Het is een wereld van schuilnamen, van los-vaste verbanden, van personages die geen mensen mogen zijn, geheimen, leugens, of juist vernietigende waarheden, het is chaos, er is angst, beklemming, woede. Over stille wanhoop in het aangezicht van de dood. Een leger amateur-soldaten dat door Frankrijk trekt, een leger van schaduwen. Adressen kunnen ieder moment veranderen. En alle deelnemers weten: de kans dat ze sterven is aanzienlijk groter dan dat ze zullen overleven.
In Lyon en Parijs, aangestuurd door de onbekende leider Luc Jardie, een filosoof, gebaseerd op Jean Cavaillès. Philipe, Francois, Le Masque, Felix en Mathilde (wat. een. rol.) – wiens man of kinderen niets weten van haar bezigheden voor het verzet –. Ze hebben een soort onbreekbare band die ieder moment gebroken kan worden. Ik zie ze vanuit De Aanslag van Harry Mulisch, dat personage op leeftijd in de jaren '80 die alleen nog maar kan praten over zijn tijd in het verzet. Normale, Franse burgers, die ook zo kunnen eindigen: terugverlangen naar die angstaanjagende tijd van plichtsbesef, mystiek, wantrouwen en vertrouwen. Toch, anders dan in De Aanslag, wordt het bij Melville nooit pathetisch. En juist daarom is het zo indrukwekkend.
Ik denk dat dat het verschil is tussen een blik van buiten en van binnen.
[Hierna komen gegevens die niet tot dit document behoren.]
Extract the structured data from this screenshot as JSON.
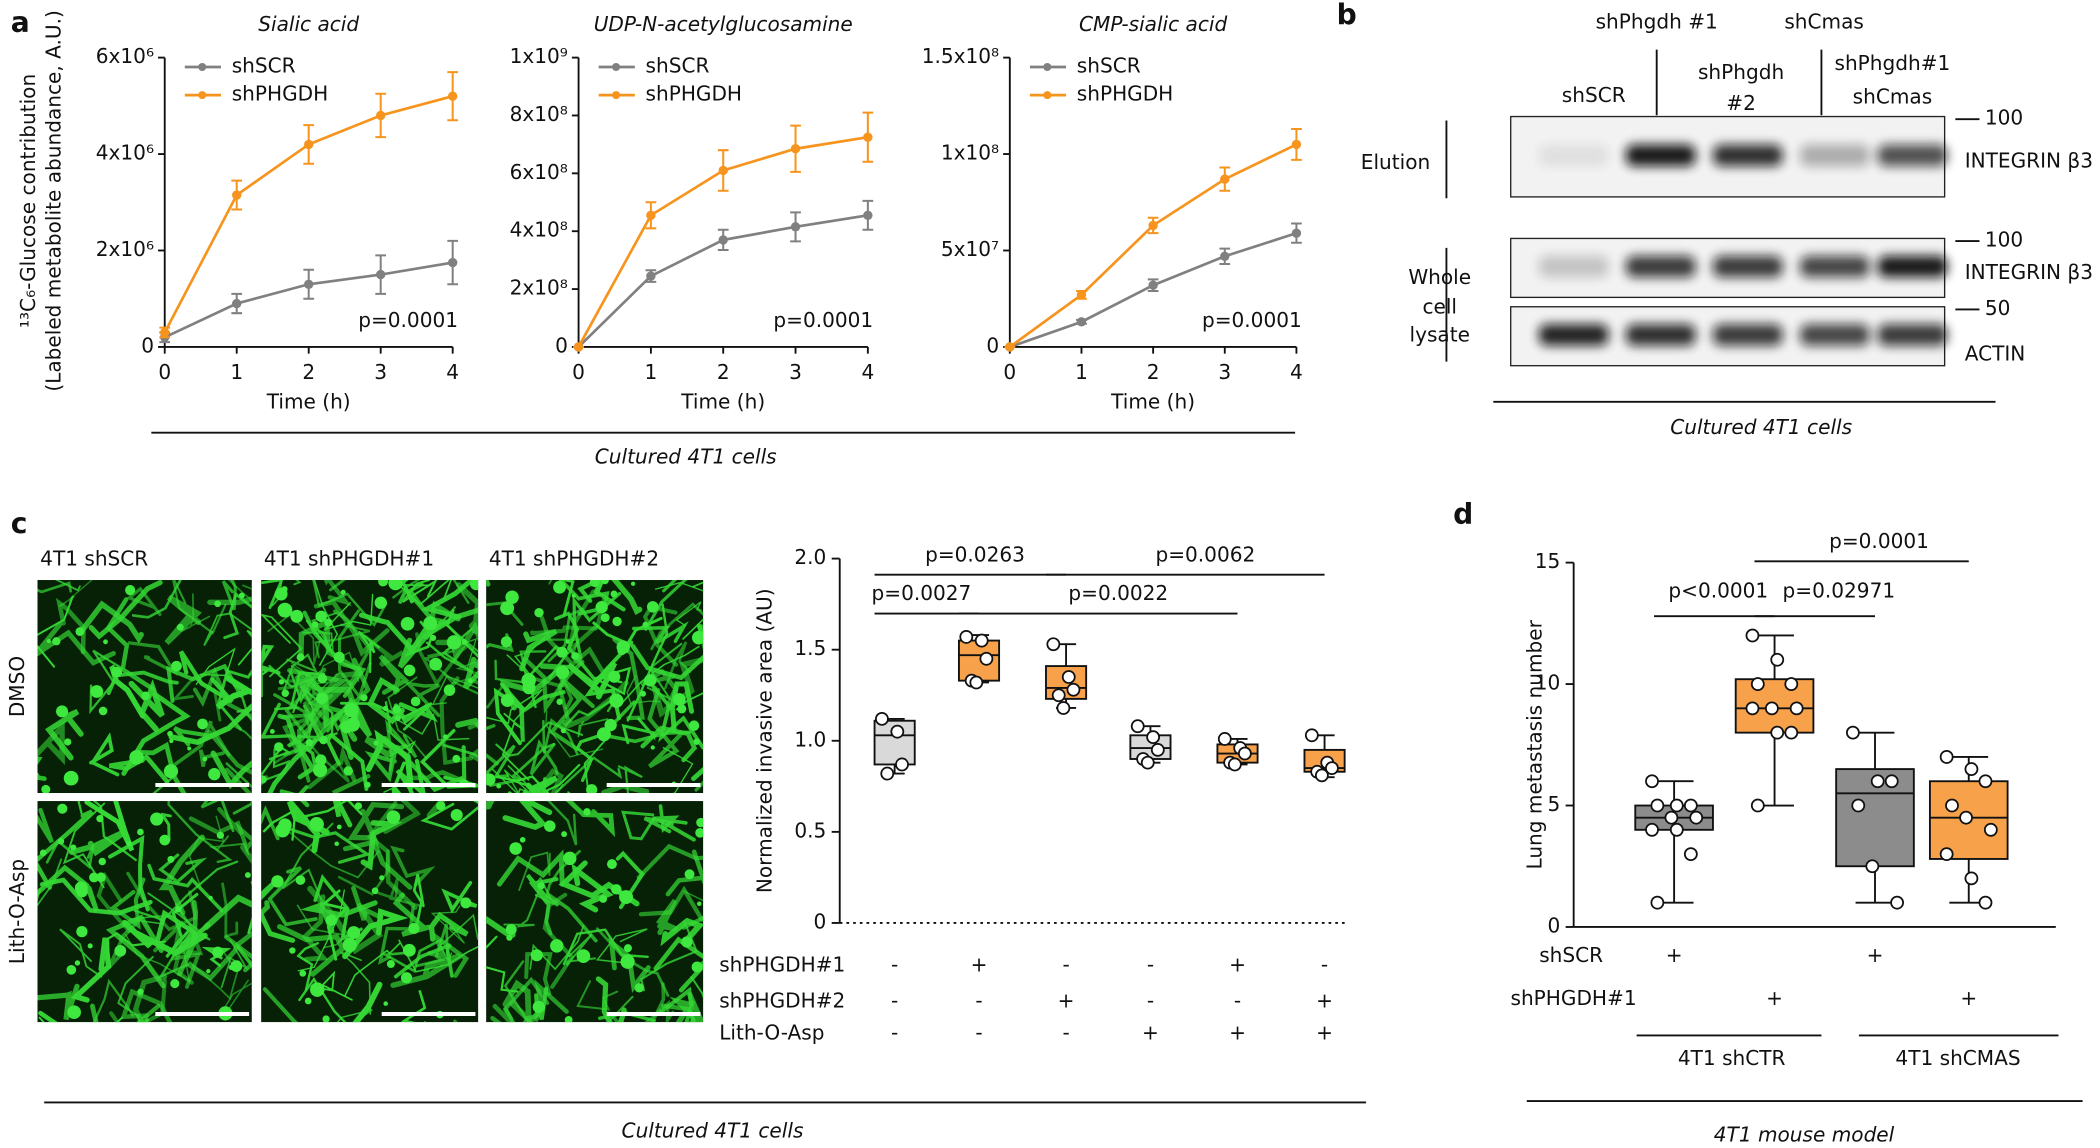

Doordat Melville zelf in het verzet zat, wist hij dat er weinig romantiek te bespeuren viel. Weinig heldhaftigheid. Geen grootse daden. Maar kleine keuzes, alsof ieder personage ieder moment een schaakspel speelt en moet kiezen uit talloze mogelijkheden. Dat is waar de spanning vandaan komt in deze film. Suspense en keuzes maken. De momenten dat het dan tot uiting komt, er zijn twee momenten dat er iemand gedood moet worden, is het ook allesverzengend.
Aan het begin van de film zien we dat Philipe ontsnapt aan de Gestapo. Hij loopt een kapperszaak binnen om zijn snor af te scheren. Ze zeggen geen woord tegen elkaar. Een zwetende man, 's nachts, die zijn snor wil laten scheren. Terwijl het oorlog is. Terwijl Philipe betaalt en weg gaat, overhandigt de kapper, nog steeds zonder iets te zeggen, hem een jas van een andere kleur.
Juist doordat Melville weg wilde blijven van iedere vorm van realisme, heeft hij misschien wel veel beter de suspense weten te vangen van het leven van een verzetsstrijder. De angst, de stilte, gebrek aan actie en toch heel veel actie. Ik weet weinig van het verzet, heb er zo nu en dan een film over gekeken, maar ik kan me voorstellen dat juist in zijn estheticisme, Melville dichter tot de essentie ervan heeft weten te komen dan wie dan ook. Het leven is toch vaak een gevoel dat niet te vangen is in het slechts overbrengen of documenteren van de handelingen die verricht werden of de woorden die gesproken werden. Wil je het leven vatten, het échte leven, moet je juist realisme loslaten. Fictie is niet voor niets van zo'n groot belang.
Army of Shadows, een leger van schaduwen: het is Melville op zijn best. De diepte van zijn eerste film, Leon Morin, Prtre, de stijl van zijn mooiste film, Le Cercle Rouge, gecombineerd. Als je Melville wilt ontdekken, begin dan met deze film. En herkijk hem. Ieder jaar weer.